I'll say that during a recent week where I was forced to use an LLM, I found Claude Opus to be extremely poor at referencing this guide: https://mywiki.wooledge.org/BashPitfalls

it took almost an hour to get Claude to write me a shell script which I considered to be of acceptable quality. It completely hallucinated about several of the points in that guide, requiring me to just go read the guide myself to verify that the language model was falsifying information. That same task would have taken me about 5 minutes.

I believe that GIGO applies here. 99% of shell scripts on the internet are unsafe and terrible (looking at you, set -euo pipefail), and Claude is much more likely to generate god awful garbage because of the inherent bias present in the training data.

And as for unit tests? Imo, anything other than property-based testing is irrelevant. If you're using something like Pydantic, you can auto-generate a LOT of your tests using the rich type annotations available in that library along with hypothesis.
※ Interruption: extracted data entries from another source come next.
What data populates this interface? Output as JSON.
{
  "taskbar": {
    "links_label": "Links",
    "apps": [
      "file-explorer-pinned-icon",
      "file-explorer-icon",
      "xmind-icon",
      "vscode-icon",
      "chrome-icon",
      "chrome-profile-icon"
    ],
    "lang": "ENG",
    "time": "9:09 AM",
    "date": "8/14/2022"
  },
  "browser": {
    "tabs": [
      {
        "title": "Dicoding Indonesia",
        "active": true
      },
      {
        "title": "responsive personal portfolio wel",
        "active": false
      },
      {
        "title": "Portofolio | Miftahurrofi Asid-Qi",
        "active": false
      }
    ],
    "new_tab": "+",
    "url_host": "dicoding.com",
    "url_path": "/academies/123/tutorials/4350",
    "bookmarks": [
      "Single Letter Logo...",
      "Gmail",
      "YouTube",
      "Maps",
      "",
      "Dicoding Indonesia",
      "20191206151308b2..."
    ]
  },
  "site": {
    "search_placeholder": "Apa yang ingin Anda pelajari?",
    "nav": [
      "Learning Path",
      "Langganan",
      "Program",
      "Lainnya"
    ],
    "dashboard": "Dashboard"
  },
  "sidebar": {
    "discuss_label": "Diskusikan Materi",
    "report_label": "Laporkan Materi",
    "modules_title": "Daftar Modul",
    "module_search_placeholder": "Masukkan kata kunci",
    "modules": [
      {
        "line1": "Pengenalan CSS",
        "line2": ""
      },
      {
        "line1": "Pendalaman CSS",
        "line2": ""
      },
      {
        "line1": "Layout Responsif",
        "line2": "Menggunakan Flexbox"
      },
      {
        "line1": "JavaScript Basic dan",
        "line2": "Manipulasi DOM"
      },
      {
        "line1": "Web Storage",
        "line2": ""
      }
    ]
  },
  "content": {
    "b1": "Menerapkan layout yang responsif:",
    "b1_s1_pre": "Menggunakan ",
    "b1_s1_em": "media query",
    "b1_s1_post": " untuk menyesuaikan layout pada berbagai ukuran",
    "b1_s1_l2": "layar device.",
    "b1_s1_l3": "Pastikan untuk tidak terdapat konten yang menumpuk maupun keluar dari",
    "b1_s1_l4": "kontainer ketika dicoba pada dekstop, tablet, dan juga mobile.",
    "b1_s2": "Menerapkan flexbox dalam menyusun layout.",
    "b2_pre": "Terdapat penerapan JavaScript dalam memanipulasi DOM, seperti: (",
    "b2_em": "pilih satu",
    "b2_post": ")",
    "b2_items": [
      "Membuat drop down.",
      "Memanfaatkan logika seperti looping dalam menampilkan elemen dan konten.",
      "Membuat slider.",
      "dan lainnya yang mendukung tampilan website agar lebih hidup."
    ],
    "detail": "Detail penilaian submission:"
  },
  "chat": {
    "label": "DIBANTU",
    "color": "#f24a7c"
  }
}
I tend to write a testing framework once, and then special case property tests for things that fall outside of my models. None of this is super helpful for big ugly codebases with a lot of inertia around practices, but that's not been my environment, thankfully.

[–] lepinkainen@lemmy.world 2 points 11 hours ago (1 children)

Why not just give it shellcheck and have it run that on every script it creates?

[–] Badabinski@kbin.earth 1 points 11 hours ago

Shellcheck, while good, doesn't capture all best practices in my opinion. There are many items in that doc which shellcheck would happily allow, worst of all being set -euo pipefail.